Note that I can put the output on a command pipe, and that command pipe can contain a pipe (sort, piped to less). Probably something one would not try in one’s first rodeo. I did have to move the END block into the BEGIN block because awk doesn’t like a missing middle pattern/action set.

Now the command line is just awk -f temp.awk .

Two more things. That getline returns -1 when the file is missing (or can’t be read). So we often get in the habit of writing

  while (getline < "all.geo.list" > 0) { ... }

Yes, this looks like <"all.geo.list"> in perl which is itself the way to read from a file! So confusing moving between languages. But it’s really

  while ( (getline < fname) > 0 ) { ... }

Change the file name so it has a typo, say all.geos.list, and the first version will spin on the while(-1) returned value, while the latter version will test >0, and exit on while(0) . This is an extremely important habit to adopt when writing cgi programs by the way.

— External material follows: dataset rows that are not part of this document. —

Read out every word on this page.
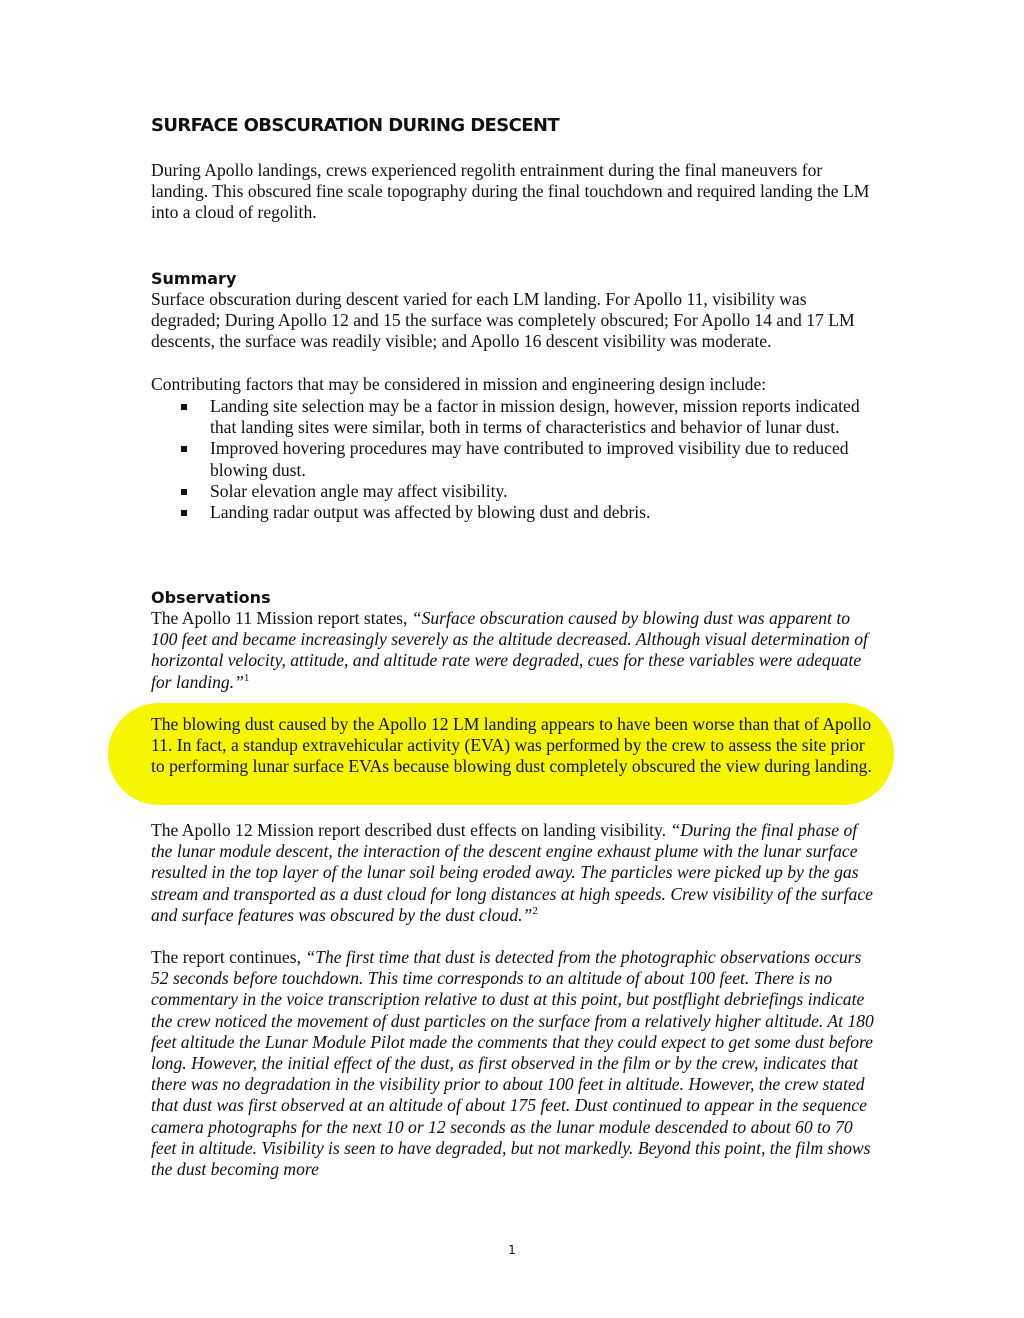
SURFACE OBSCURATION DURING DESCENT

During Apollo landings, crews experienced regolith entrainment during the final maneuvers for landing. This obscured fine scale topography during the final touchdown and required landing the LM into a cloud of regolith.

Summary

Surface obscuration during descent varied for each LM landing. For Apollo 11, visibility was degraded; During Apollo 12 and 15 the surface was completely obscured; For Apollo 14 and 17 LM descents, the surface was readily visible; and Apollo 16 descent visibility was moderate.

Contributing factors that may be considered in mission and engineering design include:

Landing site selection may be a factor in mission design, however, mission reports indicated that landing sites were similar, both in terms of characteristics and behavior of lunar dust.
Improved hovering procedures may have contributed to improved visibility due to reduced blowing dust.
Solar elevation angle may affect visibility.
Landing radar output was affected by blowing dust and debris.
Observations

The Apollo 11 Mission report states, “Surface obscuration caused by blowing dust was apparent to 100 feet and became increasingly severely as the altitude decreased. Although visual determination of horizontal velocity, attitude, and altitude rate were degraded, cues for these variables were adequate for landing.”$^1$

The blowing dust caused by the Apollo 12 LM landing appears to have been worse than that of Apollo 11. In fact, a standup extravehicular activity (EVA) was performed by the crew to assess the site prior to performing lunar surface EVAs because blowing dust completely obscured the view during landing.

The Apollo 12 Mission report described dust effects on landing visibility. “During the final phase of the lunar module descent, the interaction of the descent engine exhaust plume with the lunar surface resulted in the top layer of the lunar soil being eroded away. The particles were picked up by the gas stream and transported as a dust cloud for long distances at high speeds. Crew visibility of the surface and surface features was obscured by the dust cloud.”$^2$

The report continues, “The first time that dust is detected from the photographic observations occurs 52 seconds before touchdown. This time corresponds to an altitude of about 100 feet. There is no commentary in the voice transcription relative to dust at this point, but postflight debriefings indicate the crew noticed the movement of dust particles on the surface from a relatively higher altitude. At 180 feet altitude the Lunar Module Pilot made the comments that they could expect to get some dust before long. However, the initial effect of the dust, as first observed in the film or by the crew, indicates that there was no degradation in the visibility prior to about 100 feet in altitude. However, the crew stated that dust was first observed at an altitude of about 175 feet. Dust continued to appear in the sequence camera photographs for the next 10 or 12 seconds as the lunar module descended to about 60 to 70 feet in altitude. Visibility is seen to have degraded, but not markedly. Beyond this point, the film shows the dust becoming more

1
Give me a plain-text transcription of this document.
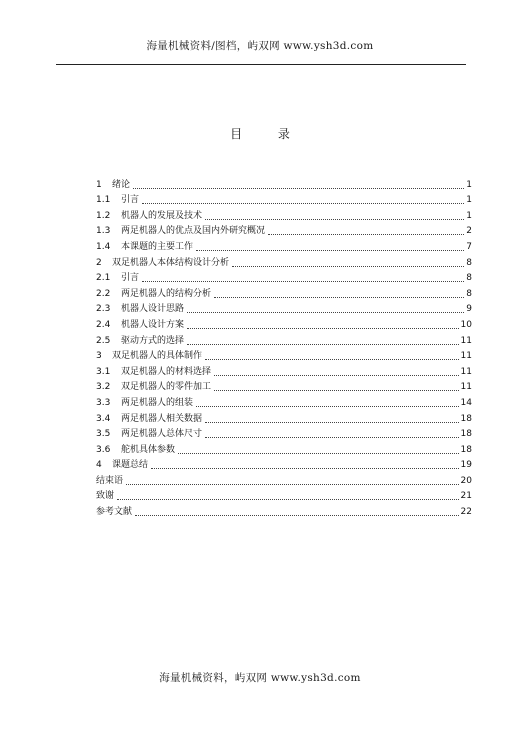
海量机械资料/图档，屿双网 www.ysh3d.com
目 录
1	绪论	1
1.1	引言	1
1.2	机器人的发展及技术	1
1.3	两足机器人的优点及国内外研究概况	2
1.4	本课题的主要工作	7
2	双足机器人本体结构设计分析	8
2.1	引言	8
2.2	两足机器人的结构分析	8
2.3	机器人设计思路	9
2.4	机器人设计方案	10
2.5	驱动方式的选择	11
3	双足机器人的具体制作	11
3.1	双足机器人的材料选择	11
3.2	双足机器人的零件加工	11
3.3	两足机器人的组装	14
3.4	两足机器人相关数据	18
3.5	两足机器人总体尺寸	18
3.6	舵机具体参数	18
4	课题总结	19
结束语	20
致谢	21
参考文献	22
海量机械资料，屿双网 www.ysh3d.com
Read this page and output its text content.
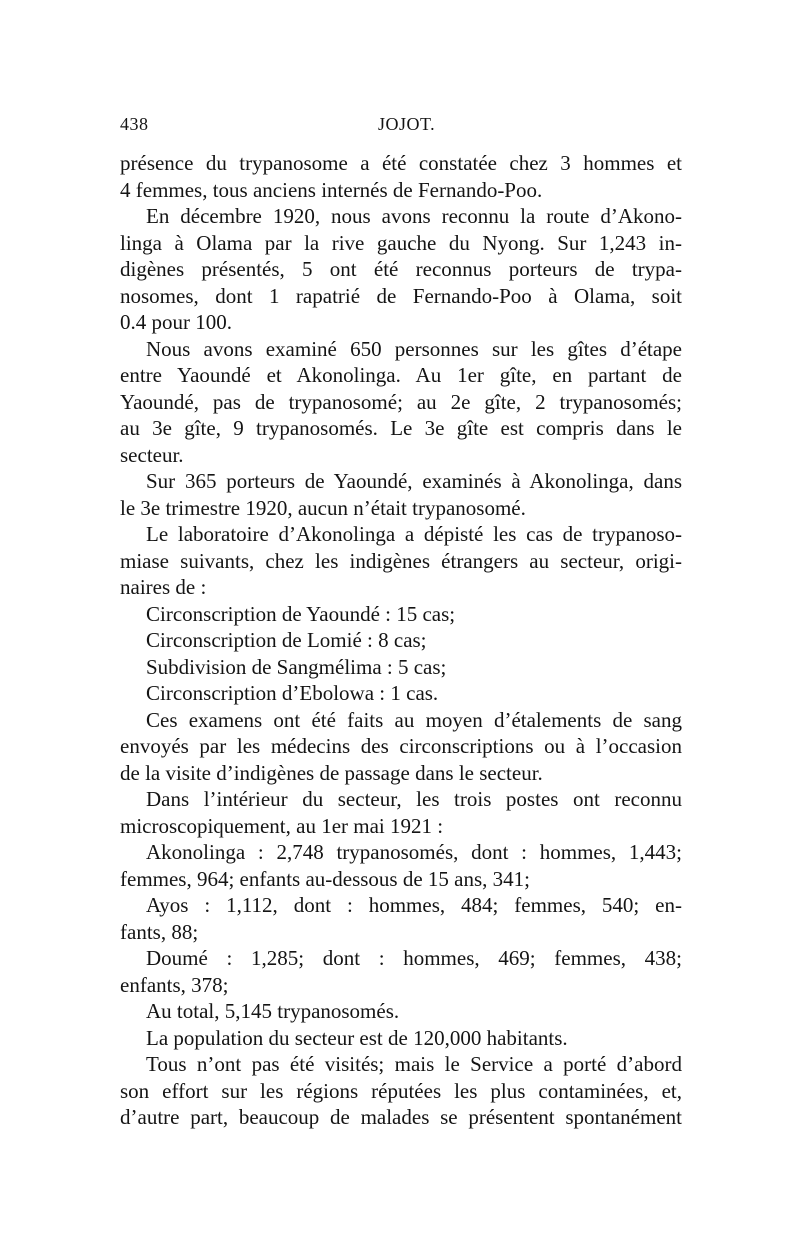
438	JOJOT.
présence du trypanosome a été constatée chez 3 hommes et
4 femmes, tous anciens internés de Fernando-Poo.
En décembre 1920, nous avons reconnu la route d’Akono-
linga à Olama par la rive gauche du Nyong. Sur 1,243 in-
digènes présentés, 5 ont été reconnus porteurs de trypa-
nosomes, dont 1 rapatrié de Fernando-Poo à Olama, soit
0.4 pour 100.
Nous avons examiné 650 personnes sur les gîtes d’étape
entre Yaoundé et Akonolinga. Au 1er gîte, en partant de
Yaoundé, pas de trypanosomé; au 2e gîte, 2 trypanosomés;
au 3e gîte, 9 trypanosomés. Le 3e gîte est compris dans le
secteur.
Sur 365 porteurs de Yaoundé, examinés à Akonolinga, dans
le 3e trimestre 1920, aucun n’était trypanosomé.
Le laboratoire d’Akonolinga a dépisté les cas de trypanoso-
miase suivants, chez les indigènes étrangers au secteur, origi-
naires de :
Circonscription de Yaoundé : 15 cas;
Circonscription de Lomié : 8 cas;
Subdivision de Sangmélima : 5 cas;
Circonscription d’Ebolowa : 1 cas.
Ces examens ont été faits au moyen d’étalements de sang
envoyés par les médecins des circonscriptions ou à l’occasion
de la visite d’indigènes de passage dans le secteur.
Dans l’intérieur du secteur, les trois postes ont reconnu
microscopiquement, au 1er mai 1921 :
Akonolinga : 2,748 trypanosomés, dont : hommes, 1,443;
femmes, 964; enfants au-dessous de 15 ans, 341;
Ayos : 1,112, dont : hommes, 484; femmes, 540; en-
fants, 88;
Doumé : 1,285; dont : hommes, 469; femmes, 438;
enfants, 378;
Au total, 5,145 trypanosomés.
La population du secteur est de 120,000 habitants.
Tous n’ont pas été visités; mais le Service a porté d’abord
son effort sur les régions réputées les plus contaminées, et,
d’autre part, beaucoup de malades se présentent spontanément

The second change is prettying up the output. myarray[foo, bar] uses a SUBSEP character between foo and bar. This makes the strings less fun to read. So the increment could be

    mycount[round(geo[1]) "," round(geo[2])]++

which makes the output look like

48 34,-118
28 41,-74
25 38,-122

instead of

 48 34^-118
 28 41^-74
 25 38^-122

And we can actually think about what that means from a data point of view since we didn’t have to work so hard writing the data-inspection program.